Theodoros Giovazolias, PsychD, is Professor of Counselling Psychology at the Department of Psychology, University of Crete, Greece. His research interests focus on parental and intimate acceptance-rejection and its correlates on the psychological adjustment of children and young adults. He also conducts research on students’ mental health. He is Honorary Editor-in-Chief of European Journal of Counselling Psychology and serves as Editorial member and ad-hoc reviewer in more than 30 international peer-reviewed journals.

Katerina Koutra, PhD, is Assistant Professor of Clinical Psychology at the Department of Psychology, University of Crete, Greece. Her research interests focus on intrafamilial relationships in severe mental disorders, psychosocial determinants of child neuropsychological and behavioural/emotional development from childhood to adolescence, and students’ mental health.

Ben Mellor, BSc, MSc, is a Higher Research Assistant within Cumbria, Northumberland, Tyne and Wear NHS Foundation Trust. He is a Researcher affiliated with the School of Psychology at Newcastle University with interests in the efficacy of mental health formulations, participatory research methodologies, assortative mating, autism and autistic traits.
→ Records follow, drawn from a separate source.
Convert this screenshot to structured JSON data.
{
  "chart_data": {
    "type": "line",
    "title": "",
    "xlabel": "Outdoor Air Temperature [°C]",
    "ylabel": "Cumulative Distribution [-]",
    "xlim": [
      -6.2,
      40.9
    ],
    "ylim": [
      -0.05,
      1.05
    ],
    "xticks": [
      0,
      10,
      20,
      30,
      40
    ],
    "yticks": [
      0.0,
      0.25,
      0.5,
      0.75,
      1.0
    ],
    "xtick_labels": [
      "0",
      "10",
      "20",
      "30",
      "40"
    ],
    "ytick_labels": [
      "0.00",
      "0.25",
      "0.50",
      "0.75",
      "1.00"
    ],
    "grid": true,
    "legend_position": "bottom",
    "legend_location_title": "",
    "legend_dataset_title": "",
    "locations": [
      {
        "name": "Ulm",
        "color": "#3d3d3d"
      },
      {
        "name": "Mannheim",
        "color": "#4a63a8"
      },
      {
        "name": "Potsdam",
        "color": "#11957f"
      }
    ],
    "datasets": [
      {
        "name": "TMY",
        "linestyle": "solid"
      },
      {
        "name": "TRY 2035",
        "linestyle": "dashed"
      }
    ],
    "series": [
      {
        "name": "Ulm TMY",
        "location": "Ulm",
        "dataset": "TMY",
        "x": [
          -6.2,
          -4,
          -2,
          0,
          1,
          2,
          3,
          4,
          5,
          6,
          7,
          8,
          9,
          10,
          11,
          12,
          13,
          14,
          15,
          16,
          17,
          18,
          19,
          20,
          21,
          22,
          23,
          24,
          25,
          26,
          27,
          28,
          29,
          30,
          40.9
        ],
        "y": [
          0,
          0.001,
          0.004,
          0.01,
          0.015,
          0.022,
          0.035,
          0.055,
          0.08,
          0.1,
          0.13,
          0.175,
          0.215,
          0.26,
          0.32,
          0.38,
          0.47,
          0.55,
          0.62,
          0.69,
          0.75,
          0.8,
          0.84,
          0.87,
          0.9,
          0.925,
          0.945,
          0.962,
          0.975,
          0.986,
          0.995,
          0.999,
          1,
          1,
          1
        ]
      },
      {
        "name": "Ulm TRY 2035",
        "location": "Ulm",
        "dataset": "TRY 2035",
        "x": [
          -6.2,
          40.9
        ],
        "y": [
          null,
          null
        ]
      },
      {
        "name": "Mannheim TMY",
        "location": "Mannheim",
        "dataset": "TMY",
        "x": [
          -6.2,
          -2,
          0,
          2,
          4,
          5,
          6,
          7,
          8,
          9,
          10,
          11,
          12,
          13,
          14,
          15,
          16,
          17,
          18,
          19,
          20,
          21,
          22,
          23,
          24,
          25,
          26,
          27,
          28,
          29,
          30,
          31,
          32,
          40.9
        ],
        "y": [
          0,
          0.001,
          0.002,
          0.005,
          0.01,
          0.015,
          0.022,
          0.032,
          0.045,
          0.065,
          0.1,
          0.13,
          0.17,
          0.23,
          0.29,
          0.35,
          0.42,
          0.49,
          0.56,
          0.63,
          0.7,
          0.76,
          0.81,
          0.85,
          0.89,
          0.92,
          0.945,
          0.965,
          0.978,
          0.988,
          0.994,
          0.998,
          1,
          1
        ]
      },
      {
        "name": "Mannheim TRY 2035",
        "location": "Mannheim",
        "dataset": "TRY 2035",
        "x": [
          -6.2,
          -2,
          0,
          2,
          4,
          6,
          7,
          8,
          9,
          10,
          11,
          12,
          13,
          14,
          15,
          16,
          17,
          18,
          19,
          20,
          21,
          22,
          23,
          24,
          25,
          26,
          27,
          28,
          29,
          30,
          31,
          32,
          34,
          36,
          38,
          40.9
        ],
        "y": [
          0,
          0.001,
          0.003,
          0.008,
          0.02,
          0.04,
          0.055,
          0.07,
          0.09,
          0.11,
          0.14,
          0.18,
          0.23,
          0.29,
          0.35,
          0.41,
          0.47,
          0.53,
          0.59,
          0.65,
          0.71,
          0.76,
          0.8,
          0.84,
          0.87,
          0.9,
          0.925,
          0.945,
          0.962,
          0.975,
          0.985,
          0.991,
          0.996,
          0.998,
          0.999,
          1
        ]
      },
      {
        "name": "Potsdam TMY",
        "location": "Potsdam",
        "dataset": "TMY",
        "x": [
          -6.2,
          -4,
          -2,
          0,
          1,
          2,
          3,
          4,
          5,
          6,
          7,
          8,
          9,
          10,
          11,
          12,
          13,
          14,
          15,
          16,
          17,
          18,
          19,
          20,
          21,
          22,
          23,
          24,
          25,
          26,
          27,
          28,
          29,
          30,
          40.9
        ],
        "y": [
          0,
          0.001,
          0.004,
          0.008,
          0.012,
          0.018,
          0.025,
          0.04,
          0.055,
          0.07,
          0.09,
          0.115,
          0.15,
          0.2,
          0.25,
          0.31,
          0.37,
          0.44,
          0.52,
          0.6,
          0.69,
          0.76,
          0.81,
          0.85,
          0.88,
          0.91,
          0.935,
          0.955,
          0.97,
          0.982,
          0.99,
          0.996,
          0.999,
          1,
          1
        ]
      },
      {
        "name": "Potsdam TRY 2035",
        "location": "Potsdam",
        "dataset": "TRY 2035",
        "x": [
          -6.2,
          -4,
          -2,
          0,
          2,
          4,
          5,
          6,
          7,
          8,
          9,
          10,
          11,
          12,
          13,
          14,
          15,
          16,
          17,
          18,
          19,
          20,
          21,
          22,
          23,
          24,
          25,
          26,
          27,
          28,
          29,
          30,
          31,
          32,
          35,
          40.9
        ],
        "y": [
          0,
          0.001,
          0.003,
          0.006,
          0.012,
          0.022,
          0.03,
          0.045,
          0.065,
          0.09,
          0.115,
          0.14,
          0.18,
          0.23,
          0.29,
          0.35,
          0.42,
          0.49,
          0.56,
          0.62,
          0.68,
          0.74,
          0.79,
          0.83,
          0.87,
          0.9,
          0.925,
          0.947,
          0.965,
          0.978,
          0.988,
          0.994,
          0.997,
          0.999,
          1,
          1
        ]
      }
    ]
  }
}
Maria Clelia Zurlo, PhD, Full Professor and Head of the Dynamic Psychology Laboratory at University of Naples Federico II, Italy. Her research covers the areas of Health Psychology and focuses on the development and applications of models and tools for the evaluation of stress dimensions and psychological and physical health conditions with reference to a wide range of target populations i.e., students, teachers, immigrant workers, nurses, partners of infertile couples, clinical patients. She is the author of more than 70 scientific publications in these areas of expertise, with several international co-authors.

Andrew Paul Smith, BSc, PhD, FBPsS, C.Psychol, FRSM is Professor of Psychology and Director, Centre for Occupational and Health Psychology, Cardiff University. He has been at Cardiff since 1999 and has conducted research on: occupational stress and fatigue; seafarers’ fatigue; driver fatigue; nutrition and behaviour; caffeine; chewing gum; well-being at work; and factors influencing children’s well-being and performance. He has published over 500 papers and given over 200 invited talks and conference papers.

Federica Vallone, PhD, Researcher at the University of Naples Federico II. She received her Doctorate in Human Mind and Gender Studies at University of Naples Federico II in collaboration with the Centre for Occupational and Health Psychology, Cardiff University. Her research covers the areas of Occupational and Health Psychology in students, teachers, nurses, and partners of infertile couples.